Going back to the city, Warren’s fast boat, flying a white flag of truce, was ambushed from shore. He described what happened next to Ned, waiting anxiously at Whampoa: “When near Canton…the cowardly Chinese let go a shot at my boat, which passed some 30 feet over our heads, two men jumped overboard, two or three threw themselves on the bottom of the boat and roared like squalling babies, while the remainder in the greatest terror and confusion imaginable, screeched and screamed to the soldiers, to desist firing.…The Lingo [translator] then went on shore, and after an hour or more of delay, half a dozen petty soldier Mandarins came on board, and took me in triumph to the city of Canton. Yes, I was marched into the City, the distance of three-quarters of a mile, a prisoner, to the wondrous astonishment, admiration and gratification of a gaping multitude. The gallant soldiers informing those we passed of the terrible conflict which had taken place.…I was brought before his Excellency [Gen. Yang Fang, assistant commander at Canton], a decrepit-looking man of the age of 74 years , with bleared eyes, and deaf as a haddock, who asked me some foolish questions, examined my clothing, hat, shoes and cane, and expressed his surprise that my head was not shaved. He took my hands, examining them carefully, and smelling them , asked me to unbutton my shirtbosom, and show my hide, which I did, and he then pronounced me a good man, an excellent man, one of the best men he had ever known, and seizing a lousy, ragged, dirty soldier, who stood within three inches of His Excellency, said I was ‘all the same as he.’”
Warren was released after urging his captors to seek some sort of compromise with the British. They did, and the Chinese agreed to pay the besiegers within six days a ransom of six million dollars, more than twice the annual British revenue from tea.
The British finally returned to Canton in March 1841, firing naval guns at the waterfront batteries and occasionally over the factories into the city itself.

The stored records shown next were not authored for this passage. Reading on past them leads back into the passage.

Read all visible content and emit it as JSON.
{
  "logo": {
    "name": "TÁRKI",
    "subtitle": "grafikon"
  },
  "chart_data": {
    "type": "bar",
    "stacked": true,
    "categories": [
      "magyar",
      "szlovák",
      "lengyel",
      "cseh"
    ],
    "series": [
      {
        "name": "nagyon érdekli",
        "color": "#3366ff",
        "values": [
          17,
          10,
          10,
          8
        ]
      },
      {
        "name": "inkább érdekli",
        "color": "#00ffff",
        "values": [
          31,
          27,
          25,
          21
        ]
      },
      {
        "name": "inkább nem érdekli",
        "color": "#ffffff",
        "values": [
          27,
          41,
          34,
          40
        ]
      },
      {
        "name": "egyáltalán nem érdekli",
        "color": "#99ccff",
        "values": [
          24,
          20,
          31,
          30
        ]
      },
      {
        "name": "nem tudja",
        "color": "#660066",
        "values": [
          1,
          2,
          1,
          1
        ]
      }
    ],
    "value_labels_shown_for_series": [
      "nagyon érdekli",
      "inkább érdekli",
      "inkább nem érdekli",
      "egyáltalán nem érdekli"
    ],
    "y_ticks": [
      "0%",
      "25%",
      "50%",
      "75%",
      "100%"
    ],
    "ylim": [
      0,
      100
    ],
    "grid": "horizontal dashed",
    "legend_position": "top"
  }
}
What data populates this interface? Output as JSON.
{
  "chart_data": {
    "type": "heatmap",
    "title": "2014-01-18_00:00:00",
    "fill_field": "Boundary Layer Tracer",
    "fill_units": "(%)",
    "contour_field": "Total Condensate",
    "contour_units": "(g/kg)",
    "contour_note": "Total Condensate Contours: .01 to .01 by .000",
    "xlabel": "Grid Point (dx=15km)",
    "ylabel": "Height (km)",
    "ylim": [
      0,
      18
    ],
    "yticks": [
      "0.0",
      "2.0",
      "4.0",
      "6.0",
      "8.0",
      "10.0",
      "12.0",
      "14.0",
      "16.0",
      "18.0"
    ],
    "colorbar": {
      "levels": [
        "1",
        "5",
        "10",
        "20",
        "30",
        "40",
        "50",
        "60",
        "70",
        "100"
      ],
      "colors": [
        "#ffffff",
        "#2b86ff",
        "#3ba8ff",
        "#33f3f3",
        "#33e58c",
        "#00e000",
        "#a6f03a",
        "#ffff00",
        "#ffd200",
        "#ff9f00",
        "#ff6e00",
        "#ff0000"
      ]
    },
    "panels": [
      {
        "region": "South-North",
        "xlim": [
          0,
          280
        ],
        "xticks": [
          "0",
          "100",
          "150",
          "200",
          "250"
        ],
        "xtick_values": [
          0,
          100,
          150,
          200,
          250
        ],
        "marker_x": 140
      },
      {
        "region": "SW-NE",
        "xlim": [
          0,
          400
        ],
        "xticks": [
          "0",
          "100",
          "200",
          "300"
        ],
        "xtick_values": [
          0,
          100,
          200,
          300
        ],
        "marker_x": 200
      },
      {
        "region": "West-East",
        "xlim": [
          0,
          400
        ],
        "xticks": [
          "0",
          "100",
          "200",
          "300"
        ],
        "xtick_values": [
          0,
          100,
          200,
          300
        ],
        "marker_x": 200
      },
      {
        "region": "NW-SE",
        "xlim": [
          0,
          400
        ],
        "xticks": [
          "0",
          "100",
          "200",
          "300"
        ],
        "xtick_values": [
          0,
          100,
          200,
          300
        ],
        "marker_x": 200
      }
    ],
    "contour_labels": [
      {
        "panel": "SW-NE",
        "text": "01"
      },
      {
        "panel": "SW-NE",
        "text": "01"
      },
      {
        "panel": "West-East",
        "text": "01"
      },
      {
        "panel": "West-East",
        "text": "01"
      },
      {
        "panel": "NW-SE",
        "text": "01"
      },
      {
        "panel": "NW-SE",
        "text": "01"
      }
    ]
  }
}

Most of the Americans, including Ned, took cover when the first shot was fired, but Warren stayed on the roof watching the shells arc over his head to crash into the tangled streets.
The Delanos had mixed emotions at seeing a semblance of normal trade return: the threat of war seemed to have lessened, but business was no longer exclusively in American hands; looking over the books for 1839 and 1840, Ned could not help sighing over the “magnificent profite, the like of which I think cannot again accrue.”
The war moved on northward along the coast and up the Yangtze as far as Nanking, the British fleet blasting its way through the war junks to stop at one fortified village after another just long enough to plunder it before moving on to the next prize. (British soldiers and sailors and Indian sepoys alike competed for treasure, and the Hindustani word for plunder— loot —entered the language after this expedition.) The Chinese regiments could do little to »top them; their special whistling arrows and the sword-waving warriors who turned brave somersaults as they advanced were no match for British firepower.
Ned was disgusted that the British victory had been so effortless. Had the Chinese possessed “any of the Tartar spirit,” he wrote, “not an Englishman would escape from his interior position to tell the tale of bloodshed, and of punishment to the invader of the soil of a peaceable people…I have no pity for them —the idea of 10,000 men submittancing 10,000,000!!”
The Treaty of Nanking that officially ended the war in 1842 extorted from the emperor twenty-one million dollars in indemnities and forced him to open five new ports to commerce and to cede Hong Kong to the British. There was no mention of opium—both sides pretending to know nothing about it—and so the trade continued. The American Treaty of Wanghia, negotiated by Caleb Cushing two years later, expressly declared the drug “contraband,” but Yankee traders, including the Delanos, continued to ship and sell it with more ease and enthusiasm than ever.